Kemudian, dengan dikeluarkannya Undang-undang No.12/1967 tentang Pokok-pokok
Perkoperasian dan kemudian Instruksi Presiden NO.2/1997 tentang Pembentukan
Koperasi Unit Desa (KUD), susunan organisai akhirnya berubah menjadi:
1. KUD Mina (tingkat Kecamatan/Kabupaten/Kota)
2. PUSKUD Mina (tingkat Provinsi) dan
3. IKPI (tingkat Nasional)
Dalam perkembangan selanjutnya, usaha budidaya ikan,
penangkapan ikan di perairan umum, bersama usaha penangkapan di laut, dimasukkan
ke dalam kegiatan usaha KUD Mina. Penambahan kegiatan ini memperlihatkan berkembangnya
fungsi KUD Mina yang meliputi: bimbingan dan penyuluhan, peningkatan jumlah
anggota pemupukan swadaya anggota nelayan dan petani ikan, dan penyiapan tenaga
pendidikan dan latihan bagi nelayan dan petani ikan. Semuanya dalam kesatuan
organisai Koperasi nelayan/petani ikan. Namun sayang, pelaksanaannya di
lapangan kurang konsisten. Meskipun kinerja sudah bekerja secara optimal
seperti yang diharapkan. Kebanyakan koperasi perikanan belum mampu memberi
manfaat ekonomi atau kesejahteraan bagi para anggotanya.
Jika
melihat perkembangan koperasi perikanan di Indonesia, harus diakui saat ini
menunjukkan perkembangan yang cukup menggembirakan. Dalam pengertian bahwa
sebagai salah satu pilar penopang perekonomian Indonesia, keberadaan koperasi
sangat kuat dan mendapat tempat tersendiri di kalangan pengguna jasanya.

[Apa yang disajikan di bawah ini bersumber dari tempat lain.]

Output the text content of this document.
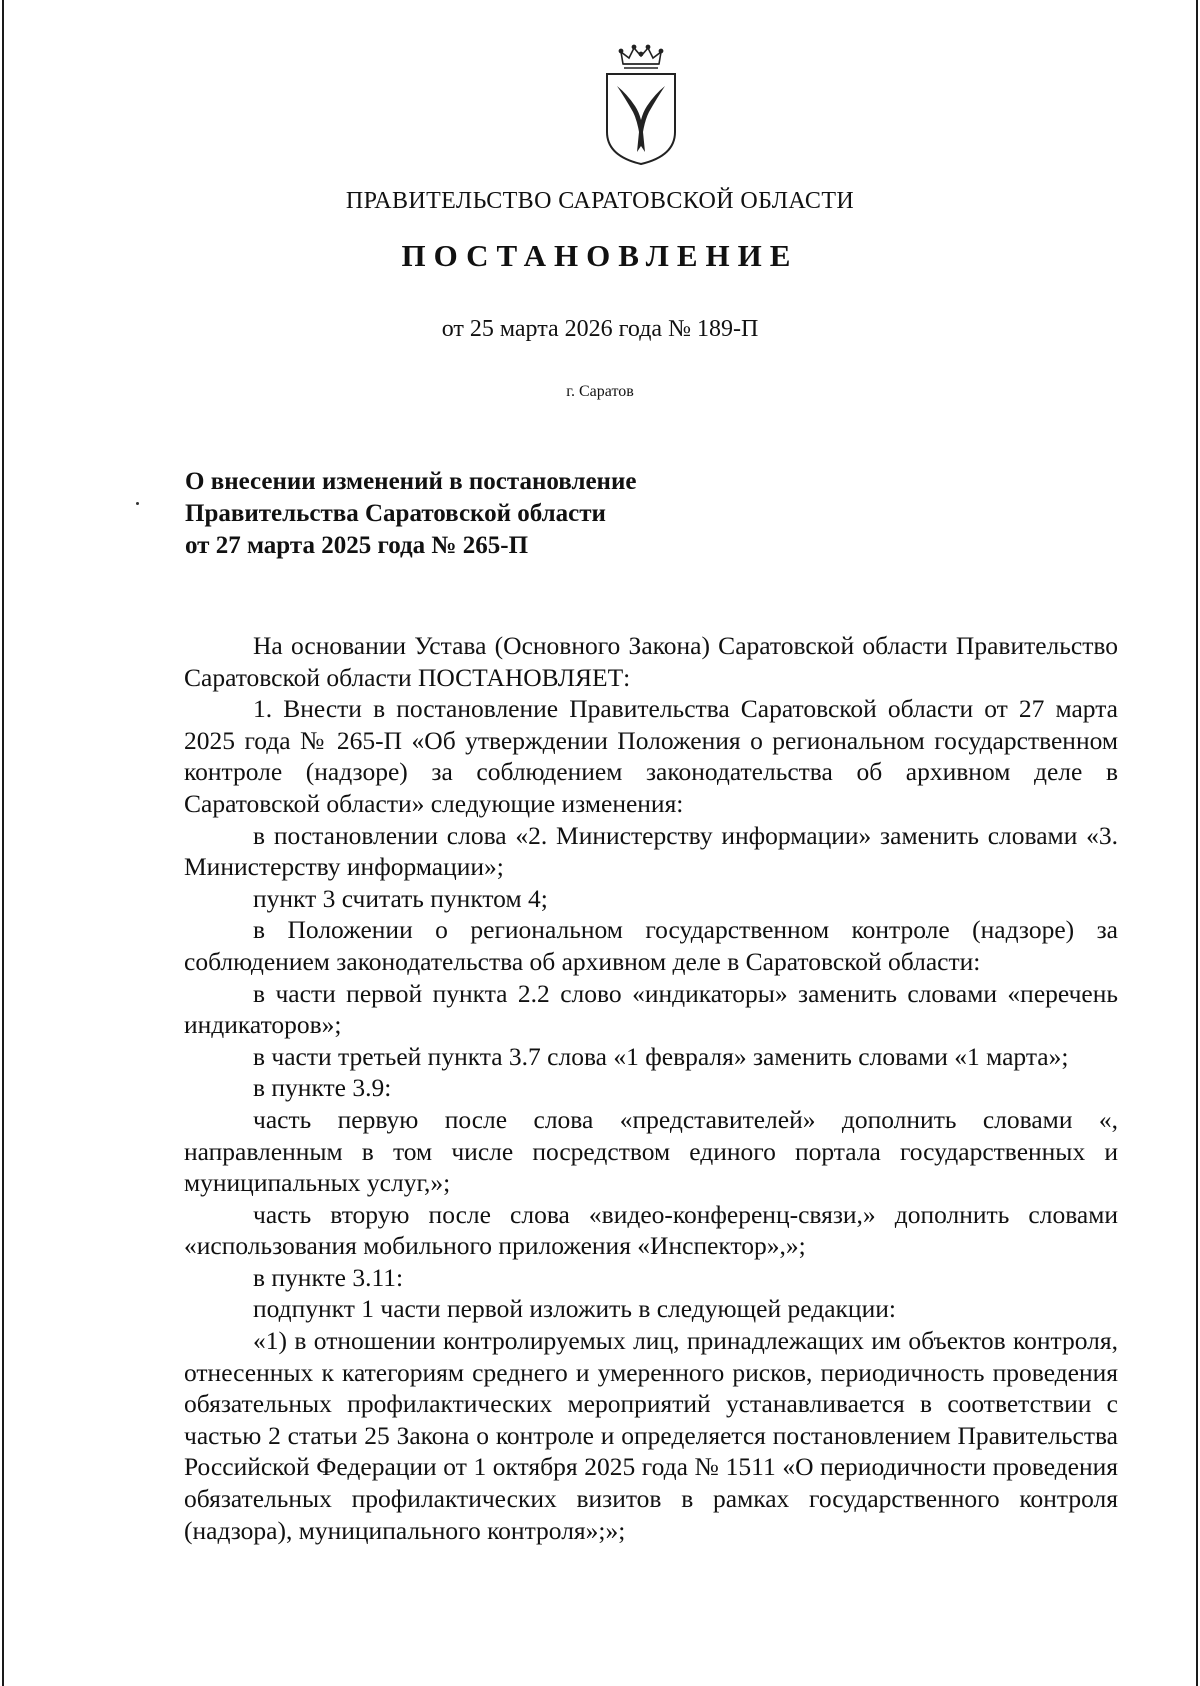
ПРАВИТЕЛЬСТВО САРАТОВСКОЙ ОБЛАСТИ
ПОСТАНОВЛЕНИЕ
от 25 марта 2026 года № 189-П
г. Саратов
О внесении изменений в постановление
Правительства Саратовской области
от 27 марта 2025 года № 265-П

На основании Устава (Основного Закона) Саратовской области Правительство Саратовской области ПОСТАНОВЛЯЕТ:

1. Внести в постановление Правительства Саратовской области от 27 марта 2025 года № 265-П «Об утверждении Положения о региональном государственном контроле (надзоре) за соблюдением законодательства об архивном деле в Саратовской области» следующие изменения:

в постановлении слова «2. Министерству информации» заменить словами «3. Министерству информации»;

пункт 3 считать пунктом 4;

в Положении о региональном государственном контроле (надзоре) за соблюдением законодательства об архивном деле в Саратовской области:

в части первой пункта 2.2 слово «индикаторы» заменить словами «перечень индикаторов»;

в части третьей пункта 3.7 слова «1 февраля» заменить словами «1 марта»;

в пункте 3.9:

часть первую после слова «представителей» дополнить словами «, направленным в том числе посредством единого портала государственных и муниципальных услуг,»;

часть вторую после слова «видео-конференц-связи,» дополнить словами «использования мобильного приложения «Инспектор»,»;

в пункте 3.11:

подпункт 1 части первой изложить в следующей редакции:

«1) в отношении контролируемых лиц, принадлежащих им объектов контроля, отнесенных к категориям среднего и умеренного рисков, периодичность проведения обязательных профилактических мероприятий устанавливается в соответствии с частью 2 статьи 25 Закона о контроле и определяется постановлением Правительства Российской Федерации от 1 октября 2025 года № 1511 «О периодичности проведения обязательных профилактических визитов в рамках государственного контроля (надзора), муниципального контроля»;»;
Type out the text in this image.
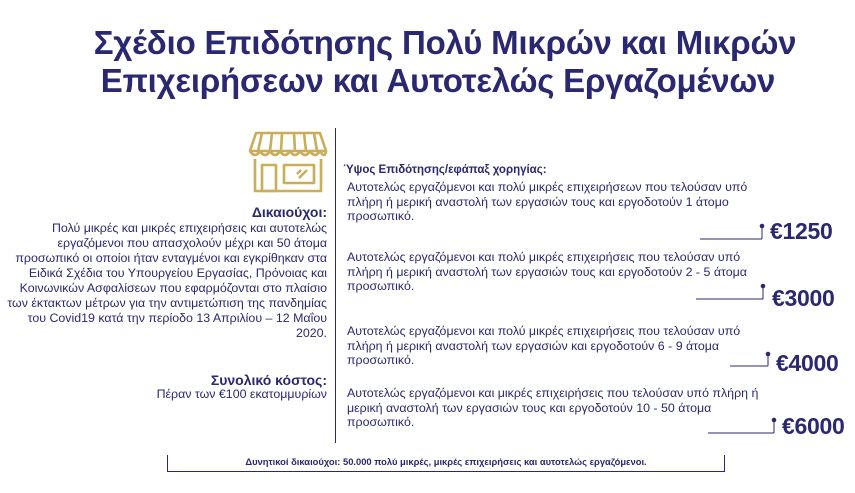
Σχέδιο Επιδότησης Πολύ Μικρών και Μικρών

Επιχειρήσεων και Αυτοτελώς Εργαζομένων
Δικαιούχοι:
Πολύ μικρές και μικρές επιχειρήσεις και αυτοτελώς εργαζόμενοι που απασχολούν μέχρι και 50 άτομα προσωπικό οι οποίοι ήταν ενταγμένοι και εγκρίθηκαν στα Ειδικά Σχέδια του Υπουργείου Εργασίας, Πρόνοιας και Κοινωνικών Ασφαλίσεων που εφαρμόζονται στο πλαίσιο των έκτακτων μέτρων για την αντιμετώπιση της πανδημίας του Covid19 κατά την περίοδο 13 Απριλίου – 12 Μαΐου 2020.
Συνολικό κόστος:
Πέραν των €100 εκατομμυρίων
Ύψος Επιδότησης/εφάπαξ χορηγίας:
Αυτοτελώς εργαζόμενοι και πολύ μικρές επιχειρήσεων που τελούσαν υπό πλήρη ή μερική αναστολή των εργασιών τους και εργοδοτούν 1 άτομο προσωπικό.
Αυτοτελώς εργαζόμενοι και πολύ μικρές επιχειρήσεις που τελούσαν υπό πλήρη ή μερική αναστολή των εργασιών τους και εργοδοτούν 2 - 5 άτομα προσωπικό.
Αυτοτελώς εργαζόμενοι και πολύ μικρές επιχειρήσεις που τελούσαν υπό πλήρη ή μερική αναστολή των εργασιών και εργοδοτούν 6 - 9 άτομα προσωπικό.
Αυτοτελώς εργαζόμενοι και μικρές επιχειρήσεις που τελούσαν υπό πλήρη ή μερική αναστολή των εργασιών τους και εργοδοτούν 10 - 50 άτομα προσωπικό.
€1250
€3000
€4000
€6000
Δυνητικοί δικαιούχοι: 50.000 πολύ μικρές, μικρές επιχειρήσεις και αυτοτελώς εργαζόμενοι.
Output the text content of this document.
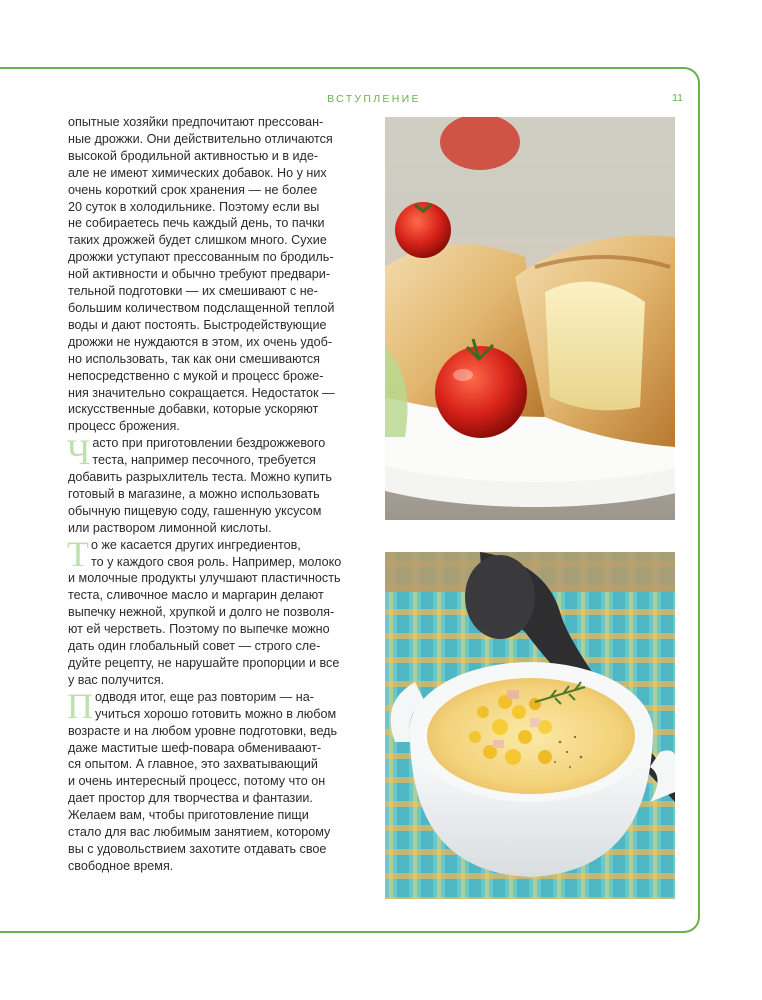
ВСТУПЛЕНИЕ	11
опытные хозяйки предпочитают прессован-
ные дрожжи. Они действительно отличаются
высокой бродильной активностью и в иде-
але не имеют химических добавок. Но у них
очень короткий срок хранения — не более
20 суток в холодильнике. Поэтому если вы
не собираетесь печь каждый день, то пачки
таких дрожжей будет слишком много. Сухие
дрожжи уступают прессованным по бродиль-
ной активности и обычно требуют предвари-
тельной подготовки — их смешивают с не-
большим количеством подслащенной теплой
воды и дают постоять. Быстродействующие
дрожжи не нуждаются в этом, их очень удоб-
но использовать, так как они смешиваются
непосредственно с мукой и процесс броже-
ния значительно сокращается. Недостаток —
искусственные добавки, которые ускоряют
процесс брожения.
Ч асто при приготовлении бездрожжевого
теста, например песочного, требуется
добавить разрыхлитель теста. Можно купить
готовый в магазине, а можно использовать
обычную пищевую соду, гашенную уксусом
или раствором лимонной кислоты.
Т о же касается других ингредиентов,
то у каждого своя роль. Например, молоко
и молочные продукты улучшают пластичность
теста, сливочное масло и маргарин делают
выпечку нежной, хрупкой и долго не позволя-
ют ей черстветь. Поэтому по выпечке можно
дать один глобальный совет — строго сле-
дуйте рецепту, не нарушайте пропорции и все
у вас получится.
П одводя итог, еще раз повторим — на-
учиться хорошо готовить можно в любом
возрасте и на любом уровне подготовки, ведь
даже маститые шеф-повара обмениваают-
ся опытом. А главное, это захватывающий
и очень интересный процесс, потому что он
дает простор для творчества и фантазии.
Желаем вам, чтобы приготовление пищи
стало для вас любимым занятием, которому
вы с удовольствием захотите отдавать свое
свободное время.
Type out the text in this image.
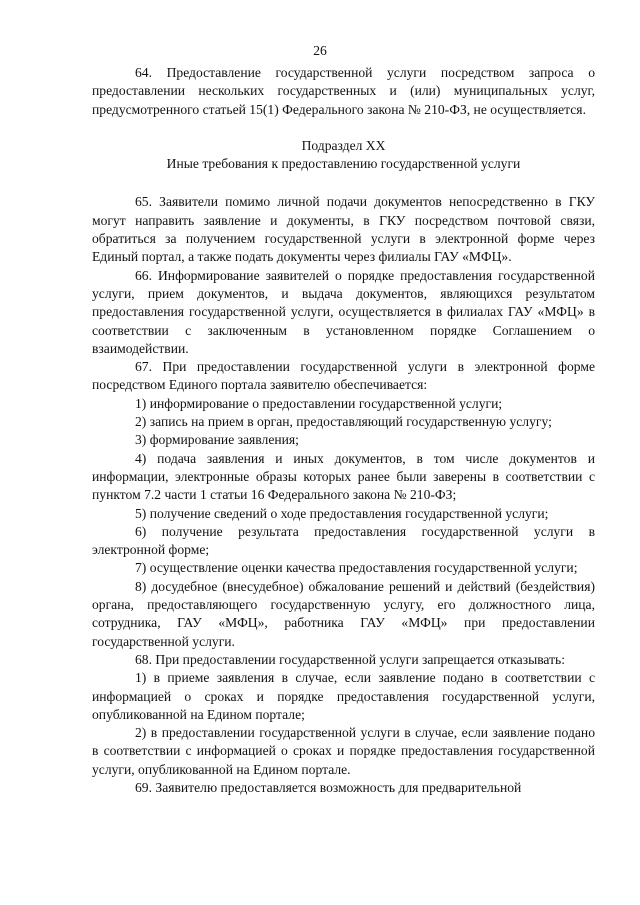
26

64. Предоставление государственной услуги посредством запроса о предоставлении нескольких государственных и (или) муниципальных услуг, предусмотренного статьей 15(1) Федерального закона № 210-ФЗ, не осуществляется.

Подраздел XX

Иные требования к предоставлению государственной услуги

65. Заявители помимо личной подачи документов непосредственно в ГКУ могут направить заявление и документы, в ГКУ посредством почтовой связи, обратиться за получением государственной услуги в электронной форме через Единый портал, а также подать документы через филиалы ГАУ «МФЦ».

66. Информирование заявителей о порядке предоставления государственной услуги, прием документов, и выдача документов, являющихся результатом предоставления государственной услуги, осуществляется в филиалах ГАУ «МФЦ» в соответствии с заключенным в установленном порядке Соглашением о взаимодействии.

67. При предоставлении государственной услуги в электронной форме посредством Единого портала заявителю обеспечивается:

1) информирование о предоставлении государственной услуги;

2) запись на прием в орган, предоставляющий государственную услугу;

3) формирование заявления;

4) подача заявления и иных документов, в том числе документов и информации, электронные образы которых ранее были заверены в соответствии с пунктом 7.2 части 1 статьи 16 Федерального закона № 210-ФЗ;

5) получение сведений о ходе предоставления государственной услуги;

6) получение результата предоставления государственной услуги в электронной форме;

7) осуществление оценки качества предоставления государственной услуги;

8) досудебное (внесудебное) обжалование решений и действий (бездействия) органа, предоставляющего государственную услугу, его должностного лица, сотрудника, ГАУ «МФЦ», работника ГАУ «МФЦ» при предоставлении государственной услуги.

68. При предоставлении государственной услуги запрещается отказывать:

1) в приеме заявления в случае, если заявление подано в соответствии с информацией о сроках и порядке предоставления государственной услуги, опубликованной на Едином портале;

2) в предоставлении государственной услуги в случае, если заявление подано в соответствии с информацией о сроках и порядке предоставления государственной услуги, опубликованной на Едином портале.

69. Заявителю предоставляется возможность для предварительной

Koperasi telah membuktikan bahwa dirinya mampu bertahan di tengah gempuran
badai krisis ekonomi yang terjadi di Indonesia.
Pendekatan Kebijakan Reformasi Koperasi
Di sisi lain banyak
ditemukan penyimpangan praktek koperasi dari jati dirinya, berupa:
a. Salah ‘niat’ hanya untuk memperoleh bantuan
semata;
b. Salah ‘paham’ dengan menggunakan badan hukum
koperasi untuk kepentingan ‘usaha pribadi’;
c. Salah ‘urus’ yang mengakibatkan usaha koperasi
tidak berkembang, bahkan defisit;
d. Salah ‘bina’ akibat keterbatasan kompetensi dan
komitmen dari pembina koperasi.
MASALAH/KENDALA
Permasalahan yang sering dijumpai dalam pengelolaan koperasi adalah:
1. Pengelolaan yang
belum Profesional;
2. Lemahnya
Kualitas Sumberdaya manusia;
3. Rendahnya
Partisipasi Anggota;
4. Lembaga
Keuangan yang belum percaya pada Lembaga Koperasi;
5. Akses
Kemitraan dan Jaringan Usaha;
6. Kurangnya teknologi
dan kemasan produk;
7. Pemasaran dan
Pangsa Pasar.
Saat ini masalah yang masih di hadapi koperasi dan
bisa menghambat perkembangan koperasi di Indonesia menjadi problematik.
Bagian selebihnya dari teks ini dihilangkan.